Desde la academia, el mundo del arte, los estudios ambientales y la esfera política, es crucial abrir espacios y diseñar herramientas que permitan vivir, crear y actuar desde diversas formas de vida. Entonces, las teorías sobre la vida surgirán cuando los conocimientos locales o saberes-haceres se integren de manera horizontal con los occidentales y académicos. Es urgente que el arte y otros campos del conocimiento adopten una apertura intercultural, inter y transdisciplinaria con atención e interés en los diversos mundos de la vida. Es fundamental que artistas, curadores y gestores culturales participen de manera activa y dirigida hacia un tránsito onto-estético-político (Noguera, 2021) desde las realidades sociales y políticas del Sur Global.

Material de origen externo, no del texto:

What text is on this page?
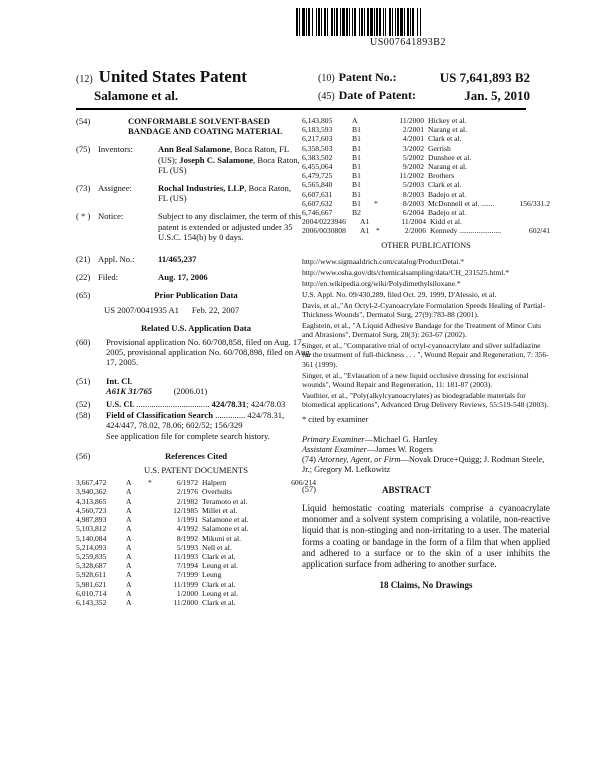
US007641893B2
(12) United States Patent
Salamone et al.
(10) Patent No.:	US 7,641,893 B2
(45) Date of Patent:	Jan. 5, 2010
(54)	CONFORMABLE SOLVENT-BASED
BANDAGE AND COATING MATERIAL
(75) Inventors:	Ann Beal Salamone, Boca Raton, FL
(US); Joseph C. Salamone, Boca Raton,
FL (US)
(73) Assignee:	Rochal Industries, LLP, Boca Raton,
FL (US)
( * ) Notice:	Subject to any disclaimer, the term of this patent is extended or adjusted under 35 U.S.C. 154(b) by 0 days.
(21) Appl. No.:	11/465,237
(22) Filed:	Aug. 17, 2006
(65)	Prior Publication Data
US 2007/0041935 A1 Feb. 22, 2007
Related U.S. Application Data
(60)	Provisional application No. 60/708,858, filed on Aug. 17, 2005, provisional application No. 60/708,898, filed on Aug. 17, 2005.
(51)	Int. Cl.
A61K 31/765 (2006.01)
(52)	U.S. Cl. .................................. 424/78.31; 424/78.03
(58)	Field of Classification Search .............. 424/78.31, 424/447, 78.02, 78.06; 602/52; 156/329
See application file for complete search history.
(56)	References Cited
U.S. PATENT DOCUMENTS
3,667,472	A	*	6/1972 Halpern	606/214
3,940,362	A	2/1976 Overhults
4,313,865	A	2/1982 Teramoto et al.
4,560,723	A	12/1985 Millet et al.
4,987,893	A	1/1991 Salamone et al.
5,103,812	A	4/1992 Salamone et al.
5,140,084	A	8/1992 Mikuni et al.
5,214,093	A	5/1993 Nell et al.
5,259,835	A	11/1993 Clark et al.
5,328,687	A	7/1994 Leung et al.
5,928,611	A	7/1999 Leung
5,981,621	A	11/1999 Clark et al.
6,010,714	A	1/2000 Leung et al.
6,143,352	A	11/2000 Clark et al.
6,143,805	A	11/2000 Hickey et al.
6,183,593	B1	2/2001 Narang et al.
6,217,603	B1	4/2001 Clark et al.
6,358,503	B1	3/2002 Gerrish
6,383,502	B1	5/2002 Dunshee et al.
6,455,064	B1	9/2002 Narang et al.
6,479,725	B1	11/2002 Brothers
6,565,840	B1	5/2003 Clark et al.
6,607,631	B1	8/2003 Badejo et al.
6,607,632	B1	*	8/2003 McDonnell et al. .......	156/331.2
6,746,667	B2	6/2004 Badejo et al.
2004/0223946	A1	11/2004 Kidd et al.
2006/0030808	A1 *	2/2006 Kennedy ......................	602/41
OTHER PUBLICATIONS
http://www.sigmaaldrich.com/catalog/ProductDetai.*
http://www.osha.gov/dts/chemicalsampling/data/CH_231525.html.*
http://en.wikipedia.org/wiki/Polydimethylsiloxane.*
U.S. Appl. No. 09/430,289, filed Oct. 29, 1999, D'Alessio, et al.
Davis, et al.,"An Octyl-2-Cyanoacrylate Formulation Speeds Healing of Partial-Thickness Wounds", Dermatol Surg, 27(9):783-88 (2001).
Eaglstein, et al., "A Liquid Adhesive Bandage for the Treatment of Minor Cuts and Abrasions", Dermatol Surg, 28(3): 263-67 (2002).
Singer, et al., "Comparative trial of octyl-cyanoacrylate and silver sulfadiazine for the treatment of full-thickness . . . ", Wound Repair and Regeneration, 7: 356-361 (1999).
Singer, et al., "Evlauation of a new liquid occlusive dressing for excisional wounds", Wound Repair and Regeneration, 11: 181-87 (2003).
Vauthier, et al., "Poly(alkylcyanoacrylates) as biodegradable materials for biomedical applications", Advanced Drug Delivery Reviews, 55:519-548 (2003).
* cited by examiner
Primary Examiner—Michael G. Hartley
Assistant Examiner—James W. Rogers
(74) Attorney, Agent, or Firm—Novak Druce+Quigg; J. Rodman Steele, Jr.; Gregory M. Lefkowitz
(57)	ABSTRACT
Liquid hemostatic coating materials comprise a cyanoacrylate monomer and a solvent system comprising a volatile, non-reactive liquid that is non-stinging and non-irritating to a user. The material forms a coating or bandage in the form of a film that when applied and adhered to a surface or to the skin of a user inhibits the application surface from adhering to another surface.
18 Claims, No Drawings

Es hora de que el mundo del arte salga de la academia, los museos y las galerías, y se integre con el mundo de la vida, con la naturaleza, los ríos y los bosques. Es hora de romper las ataduras del colonialismo que han encerrado al arte en las instituciones occidentales, eclipsando las prácticas materiales arraigadas en la tierra, las cuales ahora es urgente recordar, reconocer y revalorar. Por esta razón, resulta imperativo replantear los eventos artísticos a gran escala, como el Salón Nacional de Artistas, para que se conviertan en espacios de intercambio y conexión con las cuencas, las cadenas montañosas, los bosques y las fronteras. Solo así, como menciona Aníbal Quijano, podremos «dejar de ser lo que no somos» (2014, p.